Ces évolutions posent des questions particulières pour les militants, par rapport à la définition même du véganisme : est-ce qu'il s’agit de refuser en soi de consommer des produits d’origine animale parce qu'on estime que c'est « mal » ou est-ce qu'on veut plus pragmatiquement peser sur l'offre et la demande ? Autrement dit, le véganisme est-il un principe moral ou une stratégie, et quels aspects motivationnels doivent être privilégiés ? Et comment se positionner par rapport aux multinationales qui proposent des produits véganes industriels, et notamment celles dont le fonds de commerce est la viande ? Tout cela provoque des chamboulements et des interrogations dans la pratique et le discours des véganes, plus ou moins militants, et cela pourrait être une piste d’exploration d’étudier ces discours en particulier, et notamment leur évolution, qui s’étend sur une période plus longue que pour les media grand public.

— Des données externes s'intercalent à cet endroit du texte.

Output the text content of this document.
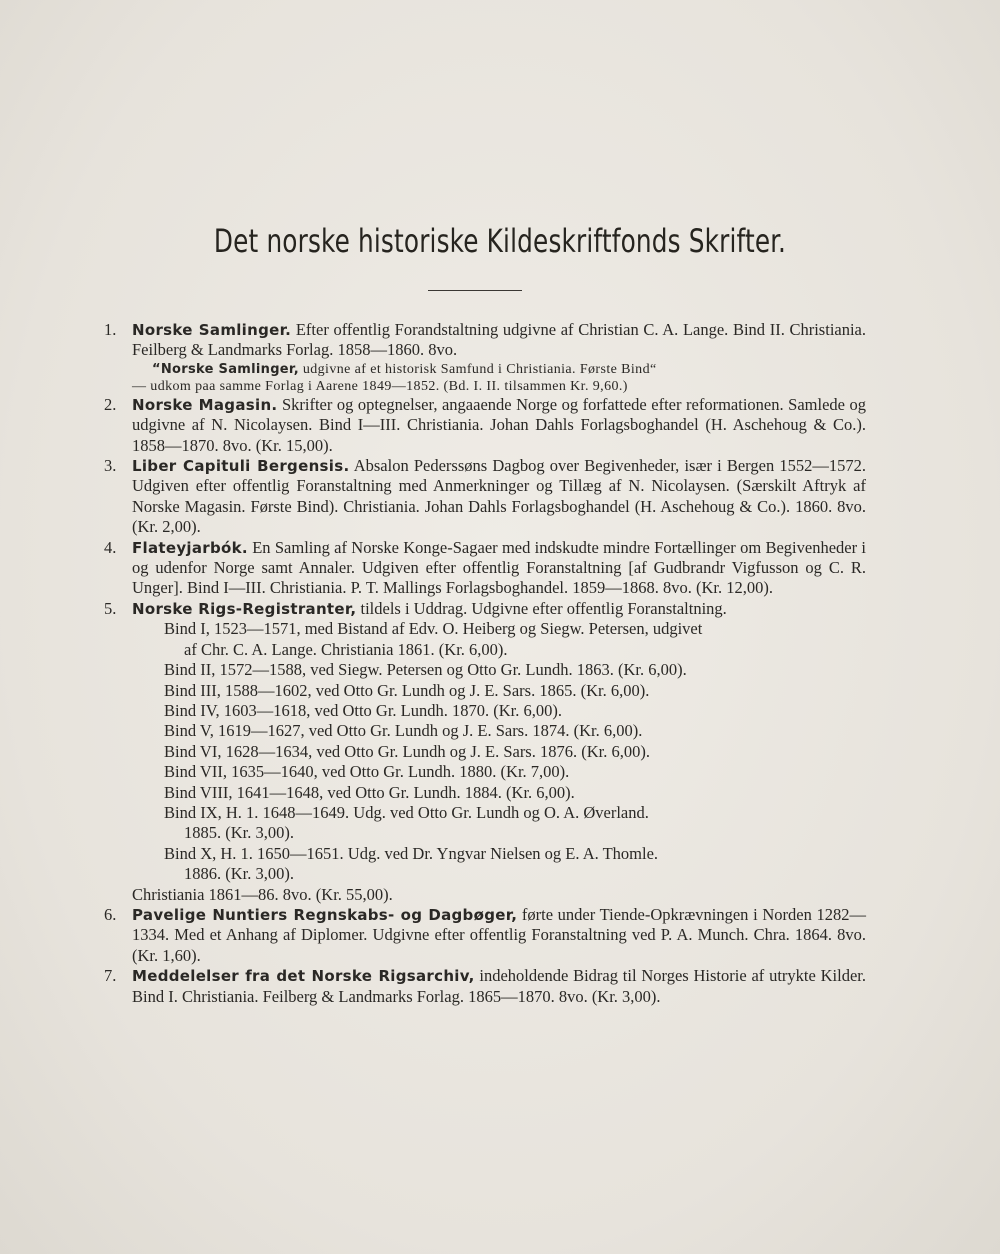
Det norske historiske Kildeskriftfonds Skrifter.
1. Norske Samlinger. Efter offentlig Forandstaltning udgivne af Christian C. A. Lange. Bind II. Christiania. Feilberg & Landmarks Forlag. 1858—1860. 8vo.
“Norske Samlinger, udgivne af et historisk Samfund i Christiania. Første Bind“
— udkom paa samme Forlag i Aarene 1849—1852. (Bd. I. II. tilsammen Kr. 9,60.)
2. Norske Magasin. Skrifter og optegnelser, angaaende Norge og forfattede efter reformationen. Samlede og udgivne af N. Nicolaysen. Bind I—III. Christiania. Johan Dahls Forlagsboghandel (H. Aschehoug & Co.). 1858—1870. 8vo. (Kr. 15,00).
3. Liber Capituli Bergensis. Absalon Pederssøns Dagbog over Begivenheder, især i Bergen 1552—1572. Udgiven efter offentlig Foranstaltning med Anmerkninger og Tillæg af N. Nicolaysen. (Særskilt Aftryk af Norske Magasin. Første Bind). Christiania. Johan Dahls Forlagsboghandel (H. Aschehoug & Co.). 1860. 8vo. (Kr. 2,00).
4. Flateyjarbók. En Samling af Norske Konge-Sagaer med indskudte mindre Fortællinger om Begivenheder i og udenfor Norge samt Annaler. Udgiven efter offentlig Foranstaltning [af Gudbrandr Vigfusson og C. R. Unger]. Bind I—III. Christiania. P. T. Mallings Forlagsboghandel. 1859—1868. 8vo. (Kr. 12,00).
5. Norske Rigs-Registranter, tildels i Uddrag. Udgivne efter offentlig Foranstaltning.
Bind I, 1523—1571, med Bistand af Edv. O. Heiberg og Siegw. Petersen, udgivet
af Chr. C. A. Lange. Christiania 1861. (Kr. 6,00).
Bind II, 1572—1588, ved Siegw. Petersen og Otto Gr. Lundh. 1863. (Kr. 6,00).
Bind III, 1588—1602, ved Otto Gr. Lundh og J. E. Sars. 1865. (Kr. 6,00).
Bind IV, 1603—1618, ved Otto Gr. Lundh. 1870. (Kr. 6,00).
Bind V, 1619—1627, ved Otto Gr. Lundh og J. E. Sars. 1874. (Kr. 6,00).
Bind VI, 1628—1634, ved Otto Gr. Lundh og J. E. Sars. 1876. (Kr. 6,00).
Bind VII, 1635—1640, ved Otto Gr. Lundh. 1880. (Kr. 7,00).
Bind VIII, 1641—1648, ved Otto Gr. Lundh. 1884. (Kr. 6,00).
Bind IX, H. 1. 1648—1649. Udg. ved Otto Gr. Lundh og O. A. Øverland.
1885. (Kr. 3,00).
Bind X, H. 1. 1650—1651. Udg. ved Dr. Yngvar Nielsen og E. A. Thomle.
1886. (Kr. 3,00).
Christiania 1861—86. 8vo. (Kr. 55,00).
6. Pavelige Nuntiers Regnskabs- og Dagbøger, førte under Tiende-Opkrævningen i Norden 1282—1334. Med et Anhang af Diplomer. Udgivne efter offentlig Foranstaltning ved P. A. Munch. Chra. 1864. 8vo. (Kr. 1,60).
7. Meddelelser fra det Norske Rigsarchiv, indeholdende Bidrag til Norges Historie af utrykte Kilder. Bind I. Christiania. Feilberg & Landmarks Forlag. 1865—1870. 8vo. (Kr. 3,00).
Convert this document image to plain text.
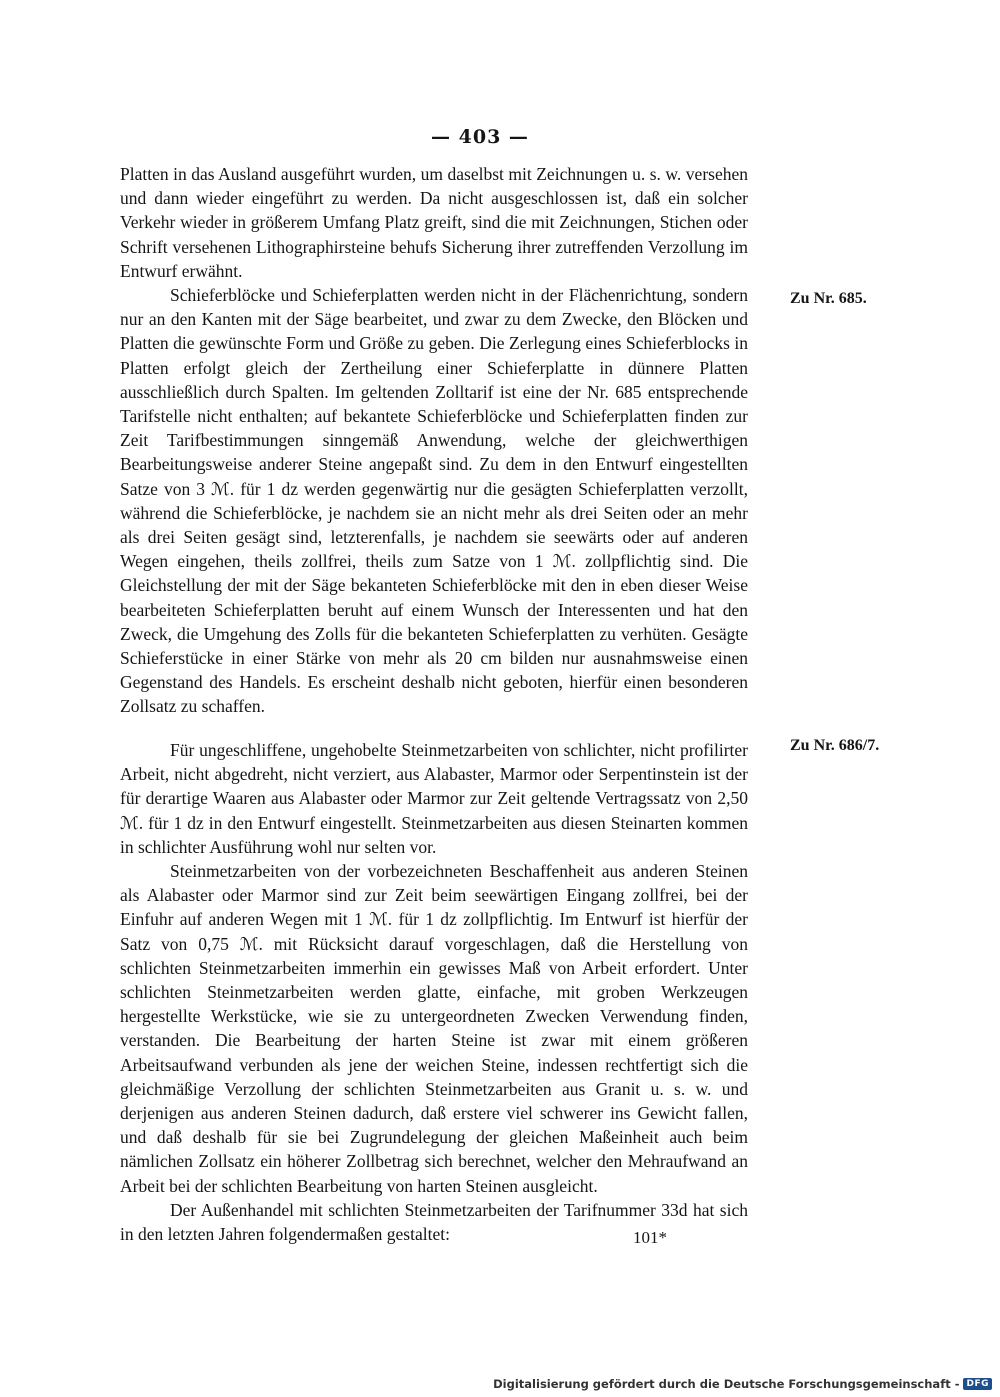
— 403 —

Platten in das Ausland ausgeführt wurden, um daselbst mit Zeichnungen u. s. w. versehen und dann wieder eingeführt zu werden. Da nicht ausgeschlossen ist, daß ein solcher Verkehr wieder in größerem Umfang Platz greift, sind die mit Zeichnungen, Stichen oder Schrift versehenen Lithographirsteine behufs Sicherung ihrer zutreffenden Verzollung im Entwurf erwähnt.

Schieferblöcke und Schieferplatten werden nicht in der Flächenrichtung, sondern nur an den Kanten mit der Säge bearbeitet, und zwar zu dem Zwecke, den Blöcken und Platten die gewünschte Form und Größe zu geben. Die Zerlegung eines Schieferblocks in Platten erfolgt gleich der Zertheilung einer Schieferplatte in dünnere Platten ausschließlich durch Spalten. Im geltenden Zolltarif ist eine der Nr. 685 entsprechende Tarifstelle nicht enthalten; auf bekantete Schieferblöcke und Schieferplatten finden zur Zeit Tarifbestimmungen sinngemäß Anwendung, welche der gleichwerthigen Bearbeitungsweise anderer Steine angepaßt sind. Zu dem in den Entwurf eingestellten Satze von 3 ℳ. für 1 dz werden gegenwärtig nur die gesägten Schieferplatten verzollt, während die Schieferblöcke, je nachdem sie an nicht mehr als drei Seiten oder an mehr als drei Seiten gesägt sind, letzterenfalls, je nachdem sie seewärts oder auf anderen Wegen eingehen, theils zollfrei, theils zum Satze von 1 ℳ. zollpflichtig sind. Die Gleichstellung der mit der Säge bekanteten Schieferblöcke mit den in eben dieser Weise bearbeiteten Schieferplatten beruht auf einem Wunsch der Interessenten und hat den Zweck, die Umgehung des Zolls für die bekanteten Schieferplatten zu verhüten. Gesägte Schieferstücke in einer Stärke von mehr als 20 cm bilden nur ausnahmsweise einen Gegenstand des Handels. Es erscheint deshalb nicht geboten, hierfür einen besonderen Zollsatz zu schaffen.

Zu Nr. 685.

Für ungeschliffene, ungehobelte Steinmetzarbeiten von schlichter, nicht profilirter Arbeit, nicht abgedreht, nicht verziert, aus Alabaster, Marmor oder Serpentinstein ist der für derartige Waaren aus Alabaster oder Marmor zur Zeit geltende Vertragssatz von 2,50 ℳ. für 1 dz in den Entwurf eingestellt. Steinmetzarbeiten aus diesen Steinarten kommen in schlichter Ausführung wohl nur selten vor.

Steinmetzarbeiten von der vorbezeichneten Beschaffenheit aus anderen Steinen als Alabaster oder Marmor sind zur Zeit beim seewärtigen Eingang zollfrei, bei der Einfuhr auf anderen Wegen mit 1 ℳ. für 1 dz zollpflichtig. Im Entwurf ist hierfür der Satz von 0,75 ℳ. mit Rücksicht darauf vorgeschlagen, daß die Herstellung von schlichten Steinmetzarbeiten immerhin ein gewisses Maß von Arbeit erfordert. Unter schlichten Steinmetzarbeiten werden glatte, einfache, mit groben Werkzeugen hergestellte Werkstücke, wie sie zu untergeordneten Zwecken Verwendung finden, verstanden. Die Bearbeitung der harten Steine ist zwar mit einem größeren Arbeitsaufwand verbunden als jene der weichen Steine, indessen rechtfertigt sich die gleichmäßige Verzollung der schlichten Steinmetzarbeiten aus Granit u. s. w. und derjenigen aus anderen Steinen dadurch, daß erstere viel schwerer ins Gewicht fallen, und daß deshalb für sie bei Zugrundelegung der gleichen Maßeinheit auch beim nämlichen Zollsatz ein höherer Zollbetrag sich berechnet, welcher den Mehraufwand an Arbeit bei der schlichten Bearbeitung von harten Steinen ausgleicht.

Der Außenhandel mit schlichten Steinmetzarbeiten der Tarifnummer 33d hat sich in den letzten Jahren folgendermaßen gestaltet:

Zu Nr. 686/7.
101*
Digitalisierung gefördert durch die Deutsche Forschungsgemeinschaft - DFG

Ainsi nous pourrions dans le cadre de la continuation de ce travail, être amené à poser des questions théroiques qui dépassent le domaine des SDL. Les questions soulevées sont également intéressantes d’un point de vue anthropologique et social et par rapport à des questions d'engagement politique. En effet le sujet soulève des représentations culturelles qui semblent pouvoir varier d’un territoire à l’autre, d’une ethnie à l’autre, mais aussi d’un groupe politique à l’autre. Dans une approche plus psychologique, nous pouvons également nous demander d'un point de vue cognitif comment fonctionnent ces associations d'idées, par exemple entre capitalisme / liberté individuelle / tradition. Ces questions dépassent notre domaine de

compétence personnel, mais démontre l'apport que les SDL, qui ont beaucoup travaillé sur la question des catégorisations et des articulations logiques, peuvent amener. Un travail véritablement intéressant sur la question du véganisme serait donc pluridisciplinaire, intégrant des travaux dans d'autres domaines scientifiques, notamment ceux rapidement présentés en introduction du présent mémoire, et que nous avons tenus à distance dans le présent travail, cherchant à démontrer l'apport spécifique d'un approche plus linguistique que ce qui avait été fait jusqu'à présent.